Anybody want to bet an APPR artifact that King recycles some of the same boilerplate from the last speech about how the fight for education reform/Common Core is much like the fight for civil rights for this speech today?
Here's Jessica Bakeman on yesterday's speech:
ALBANY—On the 60th anniversary of the Supreme Court decision that compelled the nation's schools to integrate, New York education commissioner John King argued that the state's students are still very much segregated by economic status.
During a speech at the Rockefeller Institute of Government in Albany, King offered education reforms such as the Common Core standards and teacher evaluations as vehicles of greater equality in schools.
“Believe it or not, 60 years after [Brown v. Board of Ed], we remain deeply segregated,” King said. “According to one recent report, New York has the most segregated schools in the country, both racially and economically. Not only do our 700 school district lines often track patterns of residential economic segregation, there are school districts in this state today—including New York City—with boundary lines within the district that keep children of wealth starkly separated from children of poverty.
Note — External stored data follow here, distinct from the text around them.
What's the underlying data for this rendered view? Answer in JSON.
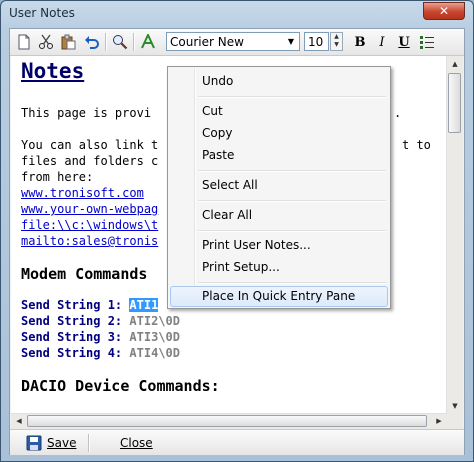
{
  "window": {
    "title": "User Notes",
    "close_glyph": "✕"
  },
  "toolbar": {
    "icons": [
      "new-document-icon",
      "cut-icon",
      "paste-icon",
      "undo-icon",
      "find-icon",
      "font-color-icon"
    ],
    "font_name": "Courier New",
    "font_size": "10",
    "bold_label": "B",
    "italic_label": "I",
    "underline_label": "U"
  },
  "editor": {
    "heading": "Notes",
    "lines": [
      "This page is provi",
      "You can also link t",
      "files and folders c",
      "from here:"
    ],
    "right_fragments": [
      ".",
      "t to"
    ],
    "links": [
      "www.tronisoft.com",
      "www.your-own-webpag",
      "file:\\\\c:\\windows\\t",
      "mailto:sales@tronis"
    ],
    "modem_heading": "Modem Commands",
    "send_rows": [
      {
        "label": "Send String 1:",
        "cmd": "ATI1"
      },
      {
        "label": "Send String 2:",
        "cmd": "ATI2\\0D"
      },
      {
        "label": "Send String 3:",
        "cmd": "ATI3\\0D"
      },
      {
        "label": "Send String 4:",
        "cmd": "ATI4\\0D"
      }
    ],
    "daci_heading": "DACIO Device Commands:"
  },
  "context_menu": {
    "items": [
      {
        "label": "Undo"
      },
      {
        "label": "Cut"
      },
      {
        "label": "Copy"
      },
      {
        "label": "Paste"
      },
      {
        "label": "Select All"
      },
      {
        "label": "Clear All"
      },
      {
        "label": "Print User Notes..."
      },
      {
        "label": "Print Setup..."
      },
      {
        "label": "Place In Quick Entry Pane",
        "highlighted": true
      }
    ]
  },
  "bottom": {
    "save_label": "Save",
    "close_label": "Close"
  }
}
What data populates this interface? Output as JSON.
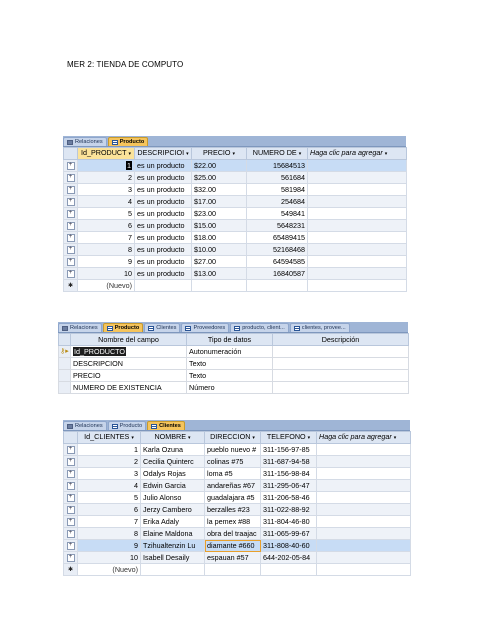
{
  "document": {
    "title": "MER 2: TIENDA DE COMPUTO"
  },
  "producto_view": {
    "tabs": [
      {
        "label": "Relaciones",
        "icon": "relationships-icon",
        "active": false
      },
      {
        "label": "Producto",
        "icon": "table-icon",
        "active": true
      }
    ],
    "columns": [
      "Id_PRODUCT",
      "DESCRIPCIOI",
      "PRECIO",
      "NUMERO DE",
      "Haga clic para agregar"
    ],
    "rows": [
      [
        "1",
        "es un producto",
        "$22.00",
        "15684513"
      ],
      [
        "2",
        "es un producto",
        "$25.00",
        "561684"
      ],
      [
        "3",
        "es un producto",
        "$32.00",
        "581984"
      ],
      [
        "4",
        "es un producto",
        "$17.00",
        "254684"
      ],
      [
        "5",
        "es un producto",
        "$23.00",
        "549841"
      ],
      [
        "6",
        "es un producto",
        "$15.00",
        "5648231"
      ],
      [
        "7",
        "es un producto",
        "$18.00",
        "65489415"
      ],
      [
        "8",
        "es un producto",
        "$10.00",
        "52168468"
      ],
      [
        "9",
        "es un producto",
        "$27.00",
        "64594585"
      ],
      [
        "10",
        "es un producto",
        "$13.00",
        "16840587"
      ]
    ],
    "new_row_label": "(Nuevo)"
  },
  "design_view": {
    "tabs": [
      {
        "label": "Relaciones",
        "icon": "relationships-icon",
        "active": false
      },
      {
        "label": "Producto",
        "icon": "table-icon",
        "active": true
      },
      {
        "label": "Clientes",
        "icon": "table-icon",
        "active": false
      },
      {
        "label": "Proveedores",
        "icon": "table-icon",
        "active": false
      },
      {
        "label": "producto, client...",
        "icon": "query-icon",
        "active": false
      },
      {
        "label": "clientes, provee...",
        "icon": "query-icon",
        "active": false
      }
    ],
    "columns": [
      "Nombre del campo",
      "Tipo de datos",
      "Descripción"
    ],
    "fields": [
      {
        "name": "Id_PRODUCTO",
        "type": "Autonumeración",
        "description": ""
      },
      {
        "name": "DESCRIPCION",
        "type": "Texto",
        "description": ""
      },
      {
        "name": "PRECIO",
        "type": "Texto",
        "description": ""
      },
      {
        "name": "NUMERO DE EXISTENCIA",
        "type": "Número",
        "description": ""
      }
    ]
  },
  "clientes_view": {
    "tabs": [
      {
        "label": "Relaciones",
        "icon": "relationships-icon",
        "active": false
      },
      {
        "label": "Producto",
        "icon": "table-icon",
        "active": false
      },
      {
        "label": "Clientes",
        "icon": "table-icon",
        "active": true
      }
    ],
    "columns": [
      "Id_CLIENTES",
      "NOMBRE",
      "DIRECCION",
      "TELEFONO",
      "Haga clic para agregar"
    ],
    "rows": [
      [
        "1",
        "Karla Ozuna",
        "pueblo nuevo #",
        "311-156-97-85"
      ],
      [
        "2",
        "Cecilia Quinterc",
        "colinas #75",
        "311-687-94-58"
      ],
      [
        "3",
        "Odalys Rojas",
        "loma #5",
        "311-156-98-84"
      ],
      [
        "4",
        "Edwin Garcia",
        "andareñas #67",
        "311-295-06-47"
      ],
      [
        "5",
        "Julio Alonso",
        "guadalajara #5",
        "311-206-58-46"
      ],
      [
        "6",
        "Jerzy Cambero",
        "berzalles #23",
        "311-022-88-92"
      ],
      [
        "7",
        "Erika Adaly",
        "la pemex #88",
        "311-804-46-80"
      ],
      [
        "8",
        "Elaine Maldona",
        "obra del traajac",
        "311-065-99-67"
      ],
      [
        "9",
        "Tzihualtenzin Lu",
        "diamante #660",
        "311-808-40-60"
      ],
      [
        "10",
        "Isabell Desaily",
        "espauan #57",
        "644-202-05-84"
      ]
    ],
    "new_row_label": "(Nuevo)"
  }
}
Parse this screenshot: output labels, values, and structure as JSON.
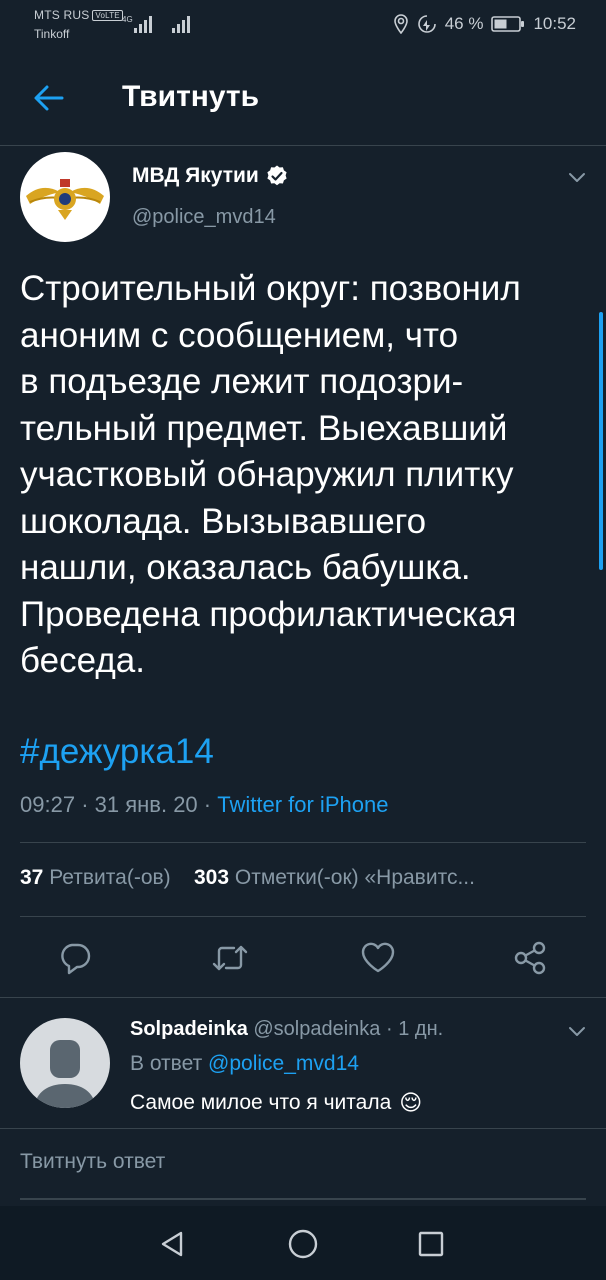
{
  "status_bar": {
    "carrier": "MTS RUS",
    "volte": "VoLTE",
    "network": "4G",
    "carrier2": "Tinkoff",
    "battery": "46 %",
    "time": "10:52"
  },
  "header": {
    "title": "Твитнуть"
  },
  "tweet": {
    "author_name": "МВД Якутии",
    "author_handle": "@police_mvd14",
    "text": "Строительный округ: позвонил\nаноним с сообщением, что\nв подъезде лежит подозри-\nтельный предмет. Выехавший\nучастковый обнаружил плитку\nшоколада. Вызывавшего\nнашли, оказалась бабушка.\nПроведена профилактическая\nбеседа.",
    "hashtag": "#дежурка14",
    "time": "09:27",
    "date": "31 янв. 20",
    "separator": "·",
    "source": "Twitter for iPhone",
    "retweets_count": "37",
    "retweets_label": "Ретвита(-ов)",
    "likes_count": "303",
    "likes_label": "Отметки(-ок) «Нравитс..."
  },
  "reply": {
    "author_name": "Solpadeinka",
    "author_handle": "@solpadeinka",
    "age": "· 1 дн.",
    "reply_prefix": "В ответ",
    "reply_to": "@police_mvd14",
    "text": "Самое милое что я читала",
    "emoji": "😌"
  },
  "compose": {
    "placeholder": "Твитнуть ответ"
  },
  "colors": {
    "background": "#15202b",
    "accent": "#1da1f2",
    "muted": "#8899a6",
    "divider": "#38444d"
  }
}
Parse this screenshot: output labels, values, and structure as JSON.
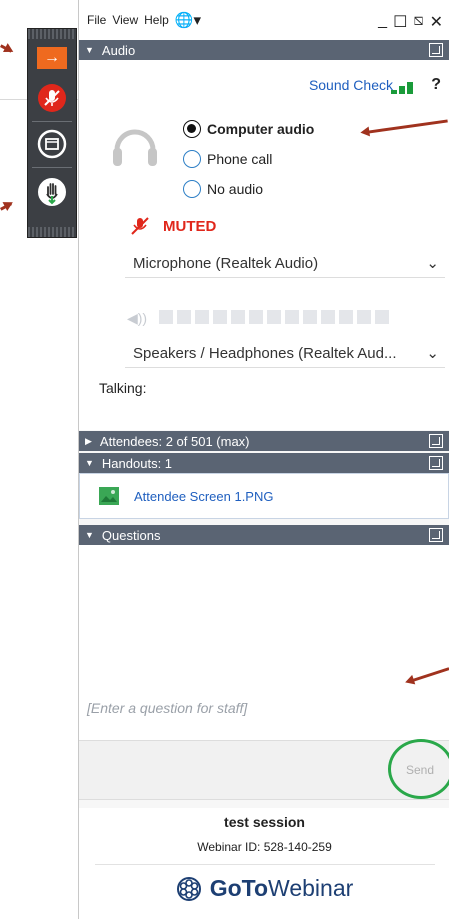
{
  "menu": {
    "file": "File",
    "view": "View",
    "help": "Help"
  },
  "window_controls": {
    "minimize": "_",
    "maximize": "☐",
    "popout": "⧅",
    "close": "✕"
  },
  "audio": {
    "header": "Audio",
    "sound_check": "Sound Check",
    "help_mark": "?",
    "options": [
      {
        "label": "Computer audio",
        "selected": true
      },
      {
        "label": "Phone call",
        "selected": false
      },
      {
        "label": "No audio",
        "selected": false
      }
    ],
    "muted_label": "MUTED",
    "microphone": "Microphone (Realtek Audio)",
    "speakers": "Speakers / Headphones (Realtek Aud...",
    "talking_label": "Talking:"
  },
  "attendees": {
    "header": "Attendees:  2 of 501 (max)"
  },
  "handouts": {
    "header": "Handouts: 1",
    "items": [
      {
        "name": "Attendee Screen 1.PNG"
      }
    ]
  },
  "questions": {
    "header": "Questions",
    "placeholder": "[Enter a question for staff]",
    "send_label": "Send"
  },
  "footer": {
    "session_name": "test session",
    "webinar_id": "Webinar ID: 528-140-259",
    "brand_goto": "GoTo",
    "brand_webinar": "Webinar"
  },
  "colors": {
    "header_bg": "#5a6473",
    "link": "#1f5fbf",
    "muted_red": "#e0271b",
    "annotation_arrow": "#a0321e",
    "send_highlight": "#2aa84a"
  }
}
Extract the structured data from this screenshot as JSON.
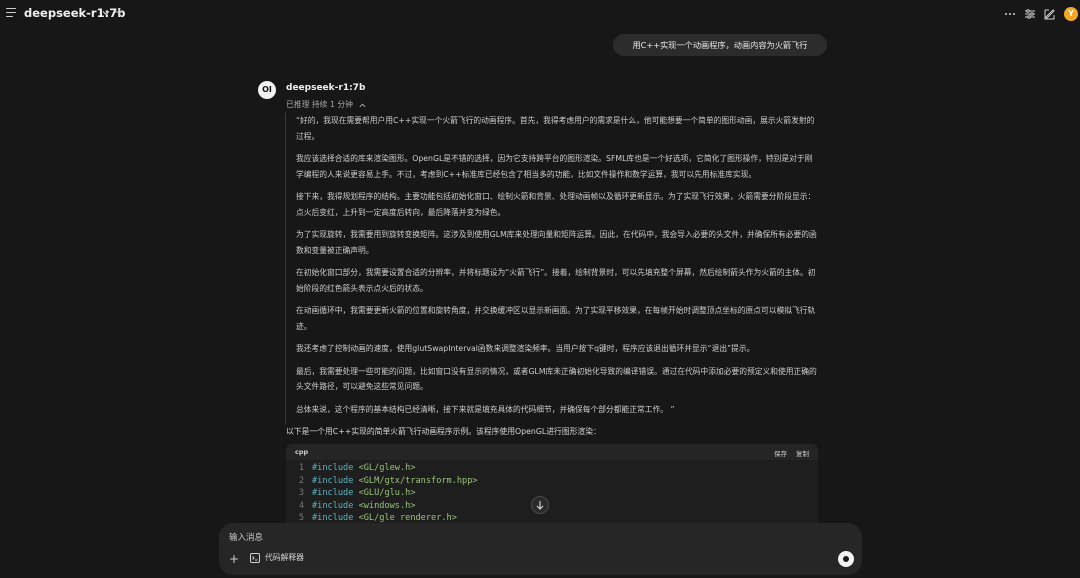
{
  "header": {
    "model_name": "deepseek-r1:7b",
    "new_chat_symbol": "+",
    "avatar_initial": "Y",
    "icons": [
      "menu-icon",
      "chevron-down-icon",
      "plus-icon",
      "more-horizontal-icon",
      "sliders-icon",
      "edit-icon"
    ]
  },
  "user_message": "用C++实现一个动画程序，动画内容为火箭飞行",
  "assistant": {
    "avatar_label": "OI",
    "name": "deepseek-r1:7b",
    "reasoning_status": "已推理 持续 1 分钟",
    "thinking": [
      "“好的，我现在需要帮用户用C++实现一个火箭飞行的动画程序。首先，我得考虑用户的需求是什么，他可能想要一个简单的图形动画，展示火箭发射的过程。",
      "我应该选择合适的库来渲染图形。OpenGL是不错的选择，因为它支持跨平台的图形渲染。SFML库也是一个好选项，它简化了图形操作，特别是对于刚学编程的人来说更容易上手。不过，考虑到C++标准库已经包含了相当多的功能，比如文件操作和数学运算，我可以先用标准库实现。",
      "接下来，我得规划程序的结构。主要功能包括初始化窗口、绘制火箭和背景、处理动画帧以及循环更新显示。为了实现飞行效果，火箭需要分阶段显示：点火后变红，上升到一定高度后转向，最后降落并变为绿色。",
      "为了实现旋转，我需要用到旋转变换矩阵。这涉及到使用GLM库来处理向量和矩阵运算。因此，在代码中，我会导入必要的头文件，并确保所有必要的函数和变量被正确声明。",
      "在初始化窗口部分，我需要设置合适的分辨率，并将标题设为“火箭飞行”。接着，绘制背景时，可以先填充整个屏幕，然后绘制箭头作为火箭的主体。初始阶段的红色箭头表示点火后的状态。",
      "在动画循环中，我需要更新火箭的位置和旋转角度，并交换缓冲区以显示新画面。为了实现平移效果，在每帧开始时调整顶点坐标的原点可以模拟飞行轨迹。",
      "我还考虑了控制动画的速度，使用glutSwapInterval函数来调整渲染频率。当用户按下q键时，程序应该退出循环并显示“退出”提示。",
      "最后，我需要处理一些可能的问题，比如窗口没有显示的情况，或者GLM库未正确初始化导致的编译错误。通过在代码中添加必要的预定义和使用正确的头文件路径，可以避免这些常见问题。",
      "总体来说，这个程序的基本结构已经清晰，接下来就是填充具体的代码细节，并确保每个部分都能正常工作。 ”"
    ],
    "intro": "以下是一个用C++实现的简单火箭飞行动画程序示例。该程序使用OpenGL进行图形渲染：",
    "code": {
      "language": "cpp",
      "save_label": "保存",
      "copy_label": "复制",
      "lines": [
        {
          "num": "1",
          "directive": "#include",
          "path": " <GL/glew.h>"
        },
        {
          "num": "2",
          "directive": "#include",
          "path": " <GLM/gtx/transform.hpp>"
        },
        {
          "num": "3",
          "directive": "#include",
          "path": " <GLU/glu.h>"
        },
        {
          "num": "4",
          "directive": "#include",
          "path": " <windows.h>"
        },
        {
          "num": "5",
          "directive": "#include",
          "path": " <GL/gle renderer.h>"
        }
      ]
    }
  },
  "input": {
    "placeholder": "输入消息",
    "add_symbol": "+",
    "code_interpreter_label": "代码解释器"
  },
  "colors": {
    "background": "#171717",
    "user_bubble": "#2c2c2c",
    "code_keyword": "#56b6c2",
    "code_string": "#98c379",
    "avatar": "#f5a623"
  }
}
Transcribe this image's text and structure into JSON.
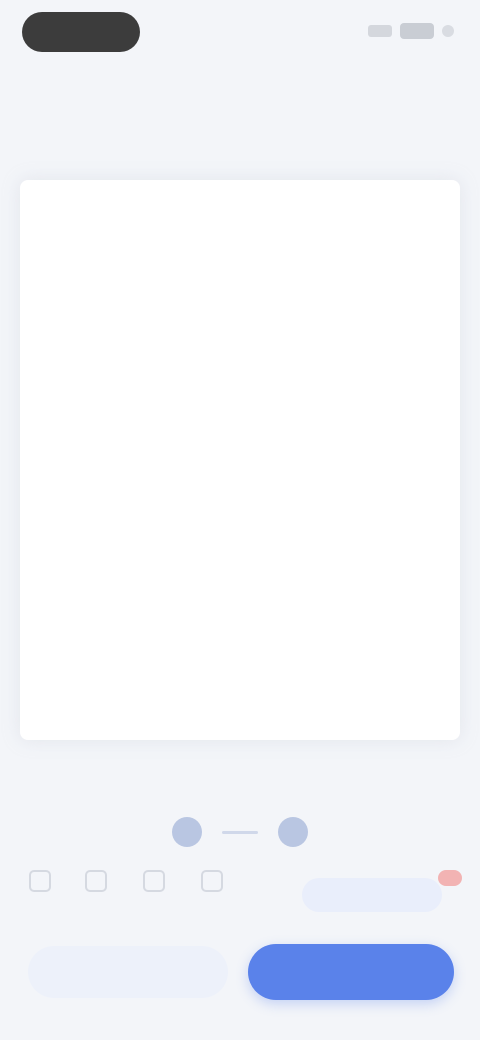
{
  "header": {
    "back_label": "",
    "back_caption": "",
    "right_caption": ""
  },
  "document": {
    "lines": [
      "",
      "",
      "",
      "",
      "",
      "",
      "",
      "",
      "",
      "",
      "",
      "",
      "",
      "",
      "",
      "",
      "",
      "",
      "",
      ""
    ]
  },
  "pager": {
    "current": 1,
    "total": 2
  },
  "toolbar": {
    "tools": [
      "",
      "",
      "",
      ""
    ],
    "summary_label": "",
    "badge": ""
  },
  "actions": {
    "secondary_label": "",
    "primary_label": ""
  },
  "colors": {
    "accent": "#5a82ea",
    "background": "#f3f5f9",
    "card": "#ffffff"
  },
  "icons": {
    "status": [
      "signal-icon",
      "battery-icon",
      "menu-dot-icon"
    ],
    "tools": [
      "tool-icon-1",
      "tool-icon-2",
      "tool-icon-3",
      "tool-icon-4"
    ]
  }
}
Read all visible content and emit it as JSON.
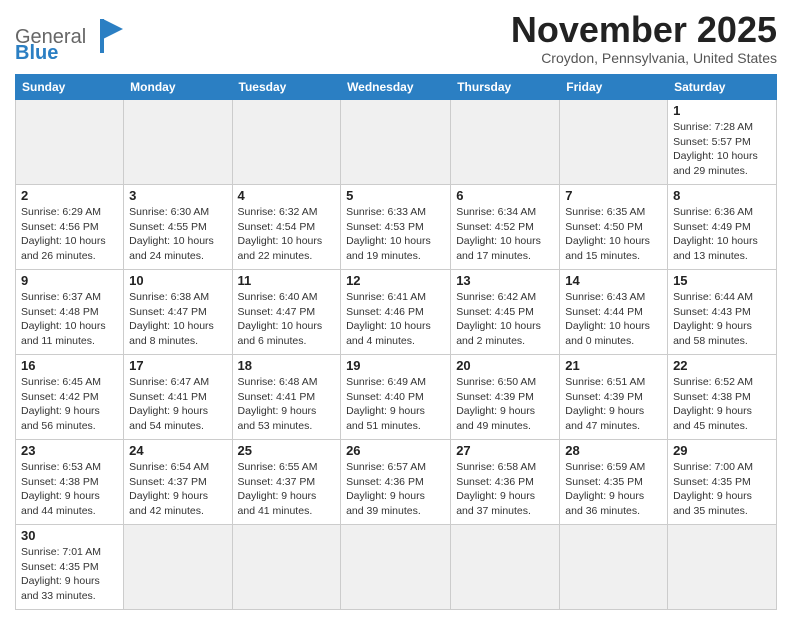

And we know from our history that segregation, whether it’s economic or racial, breeds inequality.”
...
King said he respects those who are critics of his policies, and he listens to them patiently, even when the attacks are personal. But he won't be persuaded to retreat from raising standards and implementing education reforms like teacher evaluations, he said.
“Too many of the voices attacking the Common Core have done so with false narratives about the motives and intentions of education reform,” he said. “This isn’t about privatization or federal curriculum or enriching testing companies.
“This is about taking responsibility for educating every single child, no matter what his or her race, background or economic status,” he continued. “What those who resist high standards for all students are really saying is that some kids are just not going to make it, and that’s acceptable.
“But it is not acceptable,” he said. “It violates everything that America stands for. It’s an assault on the values of America, a country based on equality of opportunity.”
In short, Martin Luther King Jr. had a dream that every school district in the nation would have an APPR teacher evaluation system tied to Common Core test scores to ensure a day when all men and women will be judged not by the color of their skin by their Common Core test results.
I dunno about you, but I'm getting sick of these reformers wrapping themselves in the civil rights rhetoric.